Hydrogen generation requires some other form of energy to make hydrogen. The hydrogen then has less energy than you started with at the same location. Why not just use what you started with as your energy source?
Perhaps for energy storage for something like wind or solar. But then you are talking about a rather significant amount energy storage and the efficiencies and volumes become a significant restriction like in transportation. Compressed air or water lift provide as good or better efficiencies and storage constraints.
The hydrogen works, I just see it as significantly less desirable than other options. It would be more cost for no gain.
Powering your home isn't stationary?? See discussion upthread about the NJ engineer who gets all his energy from solar hydrogen. His "one-off" system cost ~$500K, but most of that was engineering. His estimate for cost to reproduce his system was on the order of $50K. And that was years ago.

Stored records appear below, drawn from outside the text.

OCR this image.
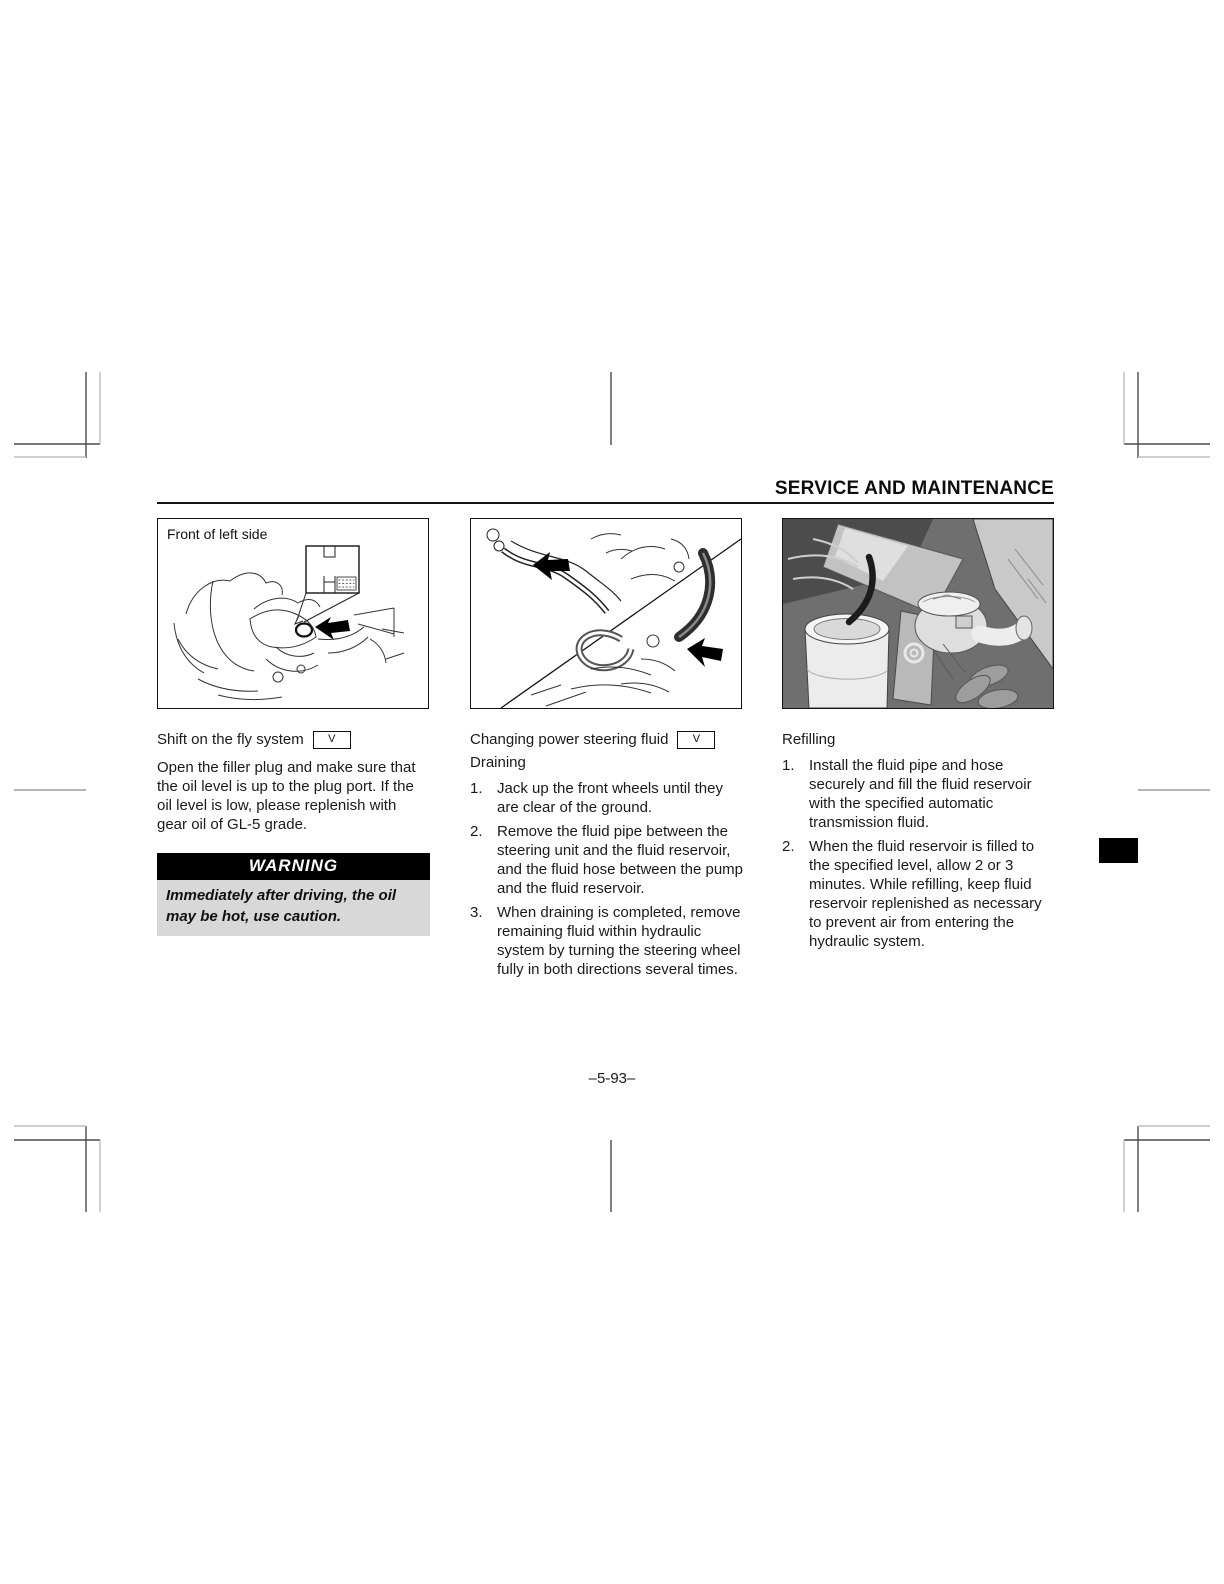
SERVICE AND MAINTENANCE
Front of left side
Shift on the fly system	V

Open the filler plug and make sure that the oil level is up to the plug port. If the oil level is low, please replenish with gear oil of GL-5 grade.

WARNING
Immediately after driving, the oil may be hot, use caution.
Changing power steering fluid	V
Draining
1. Jack up the front wheels until they are clear of the ground.
2. Remove the fluid pipe between the steering unit and the fluid reservoir, and the fluid hose between the pump and the fluid reservoir.
3. When draining is completed, remove remaining fluid within hydraulic system by turning the steering wheel fully in both directions several times.
Refilling
1. Install the fluid pipe and hose securely and fill the fluid reservoir with the specified automatic transmission fluid.
2. When the fluid reservoir is filled to the specified level, allow 2 or 3 minutes. While refilling, keep fluid reservoir replenished as necessary to prevent air from entering the hydraulic system.
–5-93–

"Hydrogen generation requires some other form of energy to make hydrogen. The hydrogen then has less energy than you started with at the same location. Why not just use what you started with as your energy source?"
Because batteries are expensive for the amount of energy required to run a whole house.
"Perhaps for energy storage for something like wind or solar. But then you are talking about a rather significant amount energy storage and the efficiencies and volumes ecome a significant restriction like in transportation.
Sorry, but no. The storage volume density requirement for home power is MUCH MUCH less than for transport usage.
"Compressed air or water lift provide as good or better efficiencies and storage constraints."
Again, no. Compressed air is much less efficient (energy lost as heat during compression). And the likelihood of your house being next to a suitably tall hill for "pumped storage" is nil.